Binance, the world’s largest crypto exchange, is tightening rules for token issuers and providers of liquidity on the platform following criticism of digital-asset market practices during October’s market meltdown.
In a blog post Wednesday, the exchange said that crypto projects cannot have any revenue-sharing models with market makers, and that market makers also cannot engage with projects to manipulate prices or distort liquidity of the tokens. Binance said it will take “swift, decisive action against any misconduct,” including blacklisting market makers.
“We’re committed to ensuring transparency and integrity across the crypto industry,” Binance said in the post. “Protecting our users and maintaining a fair, trustworthy trading environment comes first.”
Scrutiny of crypto exchanges intensified after the Oct. 10 crash, which wiped out $19 billion leveraged bets that the broader digital-asset market has yet to recover from. Some market participants, including DRW’s Don Wilson, criticized the practices of certain exchanges during the meltdown for not being neutral venues for trading. Investors — especially retail investors — are still reeling from the October crash and have yet to come back to crypto, as small-cap cryptocurrencies, or altcoins, continue to decline.
In January, Changpeng “CZ” Zhao, the co-founder and former chief executive officer of Binance, said lingering accusations that the platform bears responsibility for the crypto market crash last October are “far-fetched.”
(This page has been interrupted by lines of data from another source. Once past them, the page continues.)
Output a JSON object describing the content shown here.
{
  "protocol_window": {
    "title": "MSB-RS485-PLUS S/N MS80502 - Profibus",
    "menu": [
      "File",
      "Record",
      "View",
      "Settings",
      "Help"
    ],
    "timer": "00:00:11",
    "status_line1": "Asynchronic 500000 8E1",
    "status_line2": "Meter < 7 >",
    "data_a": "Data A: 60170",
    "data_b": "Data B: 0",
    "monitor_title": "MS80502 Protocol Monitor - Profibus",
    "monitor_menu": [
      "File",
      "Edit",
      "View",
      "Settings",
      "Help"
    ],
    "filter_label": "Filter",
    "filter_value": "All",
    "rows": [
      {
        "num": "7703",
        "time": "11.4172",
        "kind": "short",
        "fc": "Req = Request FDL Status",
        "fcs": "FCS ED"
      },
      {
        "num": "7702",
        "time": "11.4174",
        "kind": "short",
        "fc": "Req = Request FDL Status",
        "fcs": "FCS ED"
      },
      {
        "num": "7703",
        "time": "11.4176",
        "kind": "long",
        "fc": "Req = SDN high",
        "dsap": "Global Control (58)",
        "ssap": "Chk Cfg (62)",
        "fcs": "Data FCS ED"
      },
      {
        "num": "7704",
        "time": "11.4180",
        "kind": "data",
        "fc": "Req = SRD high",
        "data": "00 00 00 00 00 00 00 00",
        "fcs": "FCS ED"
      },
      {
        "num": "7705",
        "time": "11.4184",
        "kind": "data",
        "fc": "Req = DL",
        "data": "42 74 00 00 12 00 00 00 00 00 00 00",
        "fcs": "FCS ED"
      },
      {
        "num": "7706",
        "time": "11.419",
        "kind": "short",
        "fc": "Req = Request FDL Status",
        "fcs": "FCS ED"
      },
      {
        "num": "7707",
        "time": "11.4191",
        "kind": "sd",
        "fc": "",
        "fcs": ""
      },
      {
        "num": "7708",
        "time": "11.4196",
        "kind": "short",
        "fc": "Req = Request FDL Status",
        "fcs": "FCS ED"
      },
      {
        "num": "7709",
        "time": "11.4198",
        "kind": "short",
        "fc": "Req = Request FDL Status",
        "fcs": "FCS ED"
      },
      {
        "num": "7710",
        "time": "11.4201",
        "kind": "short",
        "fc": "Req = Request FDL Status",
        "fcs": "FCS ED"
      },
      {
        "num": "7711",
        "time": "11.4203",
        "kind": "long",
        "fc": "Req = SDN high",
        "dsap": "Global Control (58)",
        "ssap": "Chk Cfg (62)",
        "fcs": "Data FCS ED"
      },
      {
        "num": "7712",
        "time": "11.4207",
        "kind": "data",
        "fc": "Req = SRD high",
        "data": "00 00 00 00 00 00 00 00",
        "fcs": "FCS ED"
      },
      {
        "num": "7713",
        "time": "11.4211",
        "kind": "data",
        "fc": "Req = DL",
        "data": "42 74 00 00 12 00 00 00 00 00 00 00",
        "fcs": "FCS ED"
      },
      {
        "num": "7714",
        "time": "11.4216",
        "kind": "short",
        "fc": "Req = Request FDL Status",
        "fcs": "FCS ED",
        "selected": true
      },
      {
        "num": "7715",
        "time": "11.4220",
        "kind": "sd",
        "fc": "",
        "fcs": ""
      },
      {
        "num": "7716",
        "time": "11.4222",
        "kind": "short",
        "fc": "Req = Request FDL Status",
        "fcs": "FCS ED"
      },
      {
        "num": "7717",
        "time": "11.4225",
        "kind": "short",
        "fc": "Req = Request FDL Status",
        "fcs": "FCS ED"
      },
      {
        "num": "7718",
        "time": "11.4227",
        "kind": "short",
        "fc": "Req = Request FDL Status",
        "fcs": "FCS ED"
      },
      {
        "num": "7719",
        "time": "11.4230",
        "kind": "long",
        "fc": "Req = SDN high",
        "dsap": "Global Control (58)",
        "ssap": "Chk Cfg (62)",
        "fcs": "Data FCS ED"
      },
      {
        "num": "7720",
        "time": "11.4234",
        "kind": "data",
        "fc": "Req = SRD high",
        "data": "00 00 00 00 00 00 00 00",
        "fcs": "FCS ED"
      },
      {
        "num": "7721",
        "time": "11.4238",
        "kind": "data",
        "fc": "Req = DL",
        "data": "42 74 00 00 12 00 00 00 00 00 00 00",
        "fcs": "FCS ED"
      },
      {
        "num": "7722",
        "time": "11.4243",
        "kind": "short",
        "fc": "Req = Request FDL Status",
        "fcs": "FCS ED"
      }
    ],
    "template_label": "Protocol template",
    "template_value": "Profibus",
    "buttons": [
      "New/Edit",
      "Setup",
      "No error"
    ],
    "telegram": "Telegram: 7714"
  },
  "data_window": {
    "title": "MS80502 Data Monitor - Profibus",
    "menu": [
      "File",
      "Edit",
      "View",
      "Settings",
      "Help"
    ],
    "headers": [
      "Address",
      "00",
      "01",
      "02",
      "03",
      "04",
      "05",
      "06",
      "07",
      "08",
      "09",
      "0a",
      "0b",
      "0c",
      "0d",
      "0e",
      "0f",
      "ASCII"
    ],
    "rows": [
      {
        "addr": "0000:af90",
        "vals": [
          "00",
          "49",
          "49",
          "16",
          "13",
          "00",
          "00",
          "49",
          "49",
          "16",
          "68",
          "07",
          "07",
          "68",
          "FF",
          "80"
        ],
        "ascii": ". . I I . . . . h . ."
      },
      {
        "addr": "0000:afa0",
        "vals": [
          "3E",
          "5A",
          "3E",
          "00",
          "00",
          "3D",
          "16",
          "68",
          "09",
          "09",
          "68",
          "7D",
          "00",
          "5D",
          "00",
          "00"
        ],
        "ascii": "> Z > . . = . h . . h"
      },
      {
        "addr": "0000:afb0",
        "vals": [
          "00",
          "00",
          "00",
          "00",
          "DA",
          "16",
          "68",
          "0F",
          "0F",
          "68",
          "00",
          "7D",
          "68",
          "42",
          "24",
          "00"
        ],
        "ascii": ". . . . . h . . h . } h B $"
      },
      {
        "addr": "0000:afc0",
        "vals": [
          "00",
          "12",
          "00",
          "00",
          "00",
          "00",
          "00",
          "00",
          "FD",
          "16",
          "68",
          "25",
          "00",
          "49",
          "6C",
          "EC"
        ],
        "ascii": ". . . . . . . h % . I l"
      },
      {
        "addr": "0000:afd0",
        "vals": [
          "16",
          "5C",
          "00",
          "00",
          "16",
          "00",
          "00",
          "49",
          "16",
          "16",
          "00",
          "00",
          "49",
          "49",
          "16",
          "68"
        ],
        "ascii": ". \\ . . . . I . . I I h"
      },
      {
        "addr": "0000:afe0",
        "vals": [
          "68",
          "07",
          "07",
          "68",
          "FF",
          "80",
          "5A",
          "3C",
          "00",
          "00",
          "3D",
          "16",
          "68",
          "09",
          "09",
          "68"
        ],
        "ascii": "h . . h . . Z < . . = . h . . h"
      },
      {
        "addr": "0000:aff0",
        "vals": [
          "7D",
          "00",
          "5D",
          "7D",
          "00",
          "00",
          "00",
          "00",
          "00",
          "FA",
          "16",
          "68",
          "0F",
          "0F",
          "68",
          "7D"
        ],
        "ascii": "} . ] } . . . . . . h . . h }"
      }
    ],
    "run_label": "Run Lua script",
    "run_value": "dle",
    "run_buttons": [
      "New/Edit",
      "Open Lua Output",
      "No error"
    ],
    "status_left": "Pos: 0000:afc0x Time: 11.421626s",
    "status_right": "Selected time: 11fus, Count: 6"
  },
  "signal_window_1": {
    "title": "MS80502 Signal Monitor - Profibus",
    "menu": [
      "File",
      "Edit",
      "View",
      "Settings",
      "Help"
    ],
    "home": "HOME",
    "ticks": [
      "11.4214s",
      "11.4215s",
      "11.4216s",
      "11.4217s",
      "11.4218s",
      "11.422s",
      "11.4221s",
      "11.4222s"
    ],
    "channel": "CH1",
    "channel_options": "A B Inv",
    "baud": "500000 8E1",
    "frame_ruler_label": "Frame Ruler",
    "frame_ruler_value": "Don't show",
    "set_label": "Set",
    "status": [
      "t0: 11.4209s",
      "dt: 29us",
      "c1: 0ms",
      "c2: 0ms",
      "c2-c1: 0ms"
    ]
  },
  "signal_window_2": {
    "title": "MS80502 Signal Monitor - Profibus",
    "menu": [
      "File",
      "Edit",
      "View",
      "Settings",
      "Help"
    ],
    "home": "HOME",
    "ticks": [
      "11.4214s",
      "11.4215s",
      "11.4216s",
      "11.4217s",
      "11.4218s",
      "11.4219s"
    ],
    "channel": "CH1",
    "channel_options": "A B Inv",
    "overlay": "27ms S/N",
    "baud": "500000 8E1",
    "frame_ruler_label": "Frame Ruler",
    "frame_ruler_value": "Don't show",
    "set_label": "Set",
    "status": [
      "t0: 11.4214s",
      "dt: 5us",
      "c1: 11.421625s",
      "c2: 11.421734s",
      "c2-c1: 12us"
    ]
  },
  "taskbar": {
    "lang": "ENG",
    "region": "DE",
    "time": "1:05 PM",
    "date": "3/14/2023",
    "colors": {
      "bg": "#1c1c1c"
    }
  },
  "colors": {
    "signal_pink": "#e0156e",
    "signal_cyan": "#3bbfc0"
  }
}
Market markets, which are firms that stand ready to buy and sell assets at quoted prices, play an even more essential role in the crypto market because liquidity for most of tokens is thin and doesn’t come from natural demand. Many tokens rely on contracts with market makers to maintain orderly trading and prevent the kind of violent price swings that can destroy investors’ appetite in holding these tokens.
Binance added that crypto projects are required to report to Binance about the details, legal entity and contract terms of the market makers they are working with.
The post also included six red flags it said signal manipulative market-making behaviors including “a pattern of persistent sell-side orders” without similar buy-side activity, and “coordinated” token deposits and selling activity across different crypto exchanges.
Binance has seen its market share, which deepened after the collapse of FTX in 2022, start to erode. Decentralized exchanges like Hyperliquid have gained traction by offering increased transparency and newer technology.